The ablation study is especially central to the system’s interpretation. On enwik8 first 1 MB / alice29, the reported sequence is A0: LLM + AE at 1.817 / 1.861 bpb; A1: + CDF-24 at 1.300 / 1.358 with gain 9 / 0; A2: + Adaptive head at 1.285 / 1.341 with gain 1 / 2; A3: + N-gram + Skip at 0.897 / 0.940 with gain 3 / 4; and A4: Full system at 0.896 / 0.939 with gain 5 / 6 (Tacconelli, 23 Feb 2026). The paper’s stated takeaways are that CDF-24 is the largest single gain, N-gram plus skip is second, the adaptive head helps modestly, and the final mixer contributes almost nothing beyond that (Tacconelli, 23 Feb 2026). This strongly constrains the mechanistic interpretation of Nacrith’s improvements: most of the benefit comes from precise discretization and selective local prediction rather than from mixture complexity.
7. Conceptual significance, comparisons, and limitations
Nacrith is presented as evidence that a relatively small pretrained token-level transformer can outperform a range of classical compressors on English text when embedded in a carefully engineered probabilistic coding system (Tacconelli, 23 Feb 2026). The conceptual claim is that classical compressors operate primarily on bytes and exploit local repetitions or adaptive contexts, whereas a pretrained transformer can exploit syntax, semantics, topic, discourse, and world knowledge, and arithmetic coding can convert those predictive gains into compressed size reductions (Tacconelli, 23 Feb 2026). The paper further emphasizes that the result is obtained without fine-tuning, distinguishing Nacrith from systems such as FineZip in the comparison discussed by the authors (Tacconelli, 23 Feb 2026).

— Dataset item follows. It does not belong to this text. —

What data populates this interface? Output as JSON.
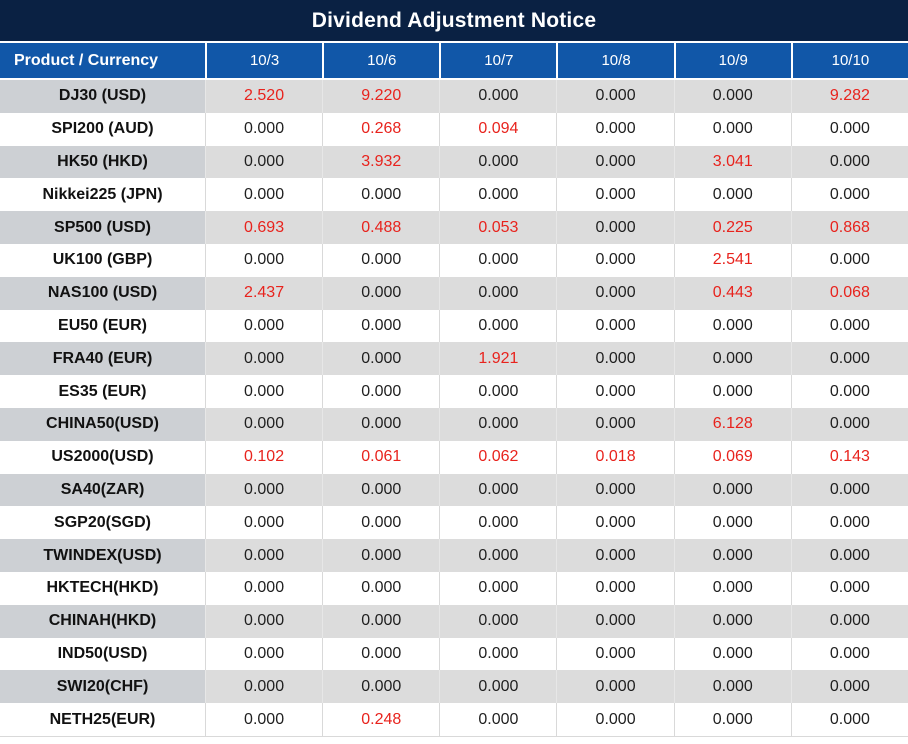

The paper gives a direct conceptual comparison to ts_zip and FineZip. Relative to ts_zip, Nacrith is said to have similar model scale but to add CDF-24 precision, adaptive bias, N-gram plus confidence skip, binary support, parallel chunk compression, and llama.cpp optimization (Tacconelli, 23 Feb 2026). Relative to FineZip, the paper states that FineZip uses a much larger model and fine-tuning, whereas Nacrith uses a much smaller 135M pretrained-only model yet still reports better compression in the presented experiments (Tacconelli, 23 Feb 2026). This suggests that, within the scope of the reported results, the system is intended as an argument for the importance of probability discretization and online adaptation alongside model quality.

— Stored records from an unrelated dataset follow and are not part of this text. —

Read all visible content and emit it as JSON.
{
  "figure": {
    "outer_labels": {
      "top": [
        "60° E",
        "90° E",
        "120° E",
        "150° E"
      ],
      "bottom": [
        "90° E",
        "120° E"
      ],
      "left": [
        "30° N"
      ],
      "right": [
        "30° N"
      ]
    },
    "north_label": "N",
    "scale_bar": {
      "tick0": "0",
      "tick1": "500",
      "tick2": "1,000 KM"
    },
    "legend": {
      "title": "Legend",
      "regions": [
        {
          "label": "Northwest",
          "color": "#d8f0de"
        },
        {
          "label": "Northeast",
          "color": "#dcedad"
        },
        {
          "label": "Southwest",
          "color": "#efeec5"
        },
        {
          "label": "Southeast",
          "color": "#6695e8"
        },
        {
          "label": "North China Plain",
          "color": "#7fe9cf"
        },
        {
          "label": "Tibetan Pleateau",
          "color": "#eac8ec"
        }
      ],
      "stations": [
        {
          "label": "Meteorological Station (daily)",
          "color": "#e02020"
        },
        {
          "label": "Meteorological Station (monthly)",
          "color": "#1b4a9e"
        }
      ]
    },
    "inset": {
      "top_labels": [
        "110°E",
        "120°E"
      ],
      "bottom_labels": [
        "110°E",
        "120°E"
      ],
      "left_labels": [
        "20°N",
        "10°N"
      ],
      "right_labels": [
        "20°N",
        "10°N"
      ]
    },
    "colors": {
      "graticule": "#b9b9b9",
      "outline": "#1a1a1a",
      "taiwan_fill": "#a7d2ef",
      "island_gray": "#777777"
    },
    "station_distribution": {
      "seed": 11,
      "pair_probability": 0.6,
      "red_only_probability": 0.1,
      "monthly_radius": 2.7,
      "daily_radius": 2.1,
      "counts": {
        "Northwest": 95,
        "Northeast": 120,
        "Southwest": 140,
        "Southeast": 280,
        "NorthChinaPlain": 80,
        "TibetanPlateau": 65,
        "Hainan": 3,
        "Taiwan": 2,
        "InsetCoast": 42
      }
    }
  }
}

The reported throughput remains substantially below that of classical compressors. Single-worker throughput on GTX 1050 Ti is about 50–70 tokens/s at the start and settles to about 20–30 tokens/s once the KV cache is full; with 3 workers, aggregate throughput is about 60–90 tokens/s (Tacconelli, 23 Feb 2026). The paper explicitly admits that this is still far slower than classical compressors (Tacconelli, 23 Feb 2026). It also notes several limitations: dependence on GPU inference for practicality, the requirement that the approximately 500 MB model be available at both endpoints, the 2048-token context-window limit, likely language- and domain-dependence, and the possibility that deterministic lossless reconstruction may depend on tightly controlled numerical and software environments (Tacconelli, 23 Feb 2026).

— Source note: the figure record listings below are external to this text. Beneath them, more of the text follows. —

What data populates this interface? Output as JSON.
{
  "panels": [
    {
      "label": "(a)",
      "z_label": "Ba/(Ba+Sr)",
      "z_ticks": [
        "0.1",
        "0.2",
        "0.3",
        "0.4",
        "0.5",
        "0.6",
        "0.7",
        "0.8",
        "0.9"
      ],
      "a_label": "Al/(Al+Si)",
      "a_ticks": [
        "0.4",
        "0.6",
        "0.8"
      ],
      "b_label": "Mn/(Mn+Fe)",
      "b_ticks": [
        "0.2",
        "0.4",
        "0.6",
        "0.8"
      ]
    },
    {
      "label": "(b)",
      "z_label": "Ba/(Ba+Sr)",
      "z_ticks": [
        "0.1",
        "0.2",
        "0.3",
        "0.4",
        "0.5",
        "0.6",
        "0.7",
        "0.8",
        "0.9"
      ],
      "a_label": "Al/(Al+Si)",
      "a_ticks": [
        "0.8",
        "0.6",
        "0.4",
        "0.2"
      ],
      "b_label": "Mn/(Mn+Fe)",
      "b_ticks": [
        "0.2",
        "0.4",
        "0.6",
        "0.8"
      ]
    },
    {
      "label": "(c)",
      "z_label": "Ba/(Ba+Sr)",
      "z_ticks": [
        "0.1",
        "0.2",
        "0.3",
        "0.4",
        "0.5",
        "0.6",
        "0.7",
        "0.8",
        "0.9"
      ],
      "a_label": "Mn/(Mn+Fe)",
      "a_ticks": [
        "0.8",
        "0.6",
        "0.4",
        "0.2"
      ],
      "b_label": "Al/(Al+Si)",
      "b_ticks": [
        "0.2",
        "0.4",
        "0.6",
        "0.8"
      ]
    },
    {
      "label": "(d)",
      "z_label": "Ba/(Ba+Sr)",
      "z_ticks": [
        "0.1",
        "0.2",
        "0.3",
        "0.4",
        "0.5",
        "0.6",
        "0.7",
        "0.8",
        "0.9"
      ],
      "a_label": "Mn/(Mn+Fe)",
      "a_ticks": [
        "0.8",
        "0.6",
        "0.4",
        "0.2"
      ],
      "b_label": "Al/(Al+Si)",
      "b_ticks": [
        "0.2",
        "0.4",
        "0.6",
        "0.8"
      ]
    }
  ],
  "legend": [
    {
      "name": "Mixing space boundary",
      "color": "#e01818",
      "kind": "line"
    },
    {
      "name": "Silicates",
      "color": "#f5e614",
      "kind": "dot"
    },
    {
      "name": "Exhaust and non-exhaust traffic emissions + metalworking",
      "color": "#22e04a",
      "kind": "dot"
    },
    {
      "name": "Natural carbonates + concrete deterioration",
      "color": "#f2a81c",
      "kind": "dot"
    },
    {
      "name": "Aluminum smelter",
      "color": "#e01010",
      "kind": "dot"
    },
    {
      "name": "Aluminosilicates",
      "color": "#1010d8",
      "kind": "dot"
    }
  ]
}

A broader implication is that neural lossless compression need not be framed solely as a scaling problem. The Nacrith paper argues, by architecture and ablation rather than by rhetoric alone, that probability quality, probability discretization, and systems design all materially affect final compression performance (Tacconelli, 23 Feb 2026). A plausible implication is that future work in this area may derive large gains from precision engineering, online correction, and inference-path optimization even when the backbone LLM remains comparatively small.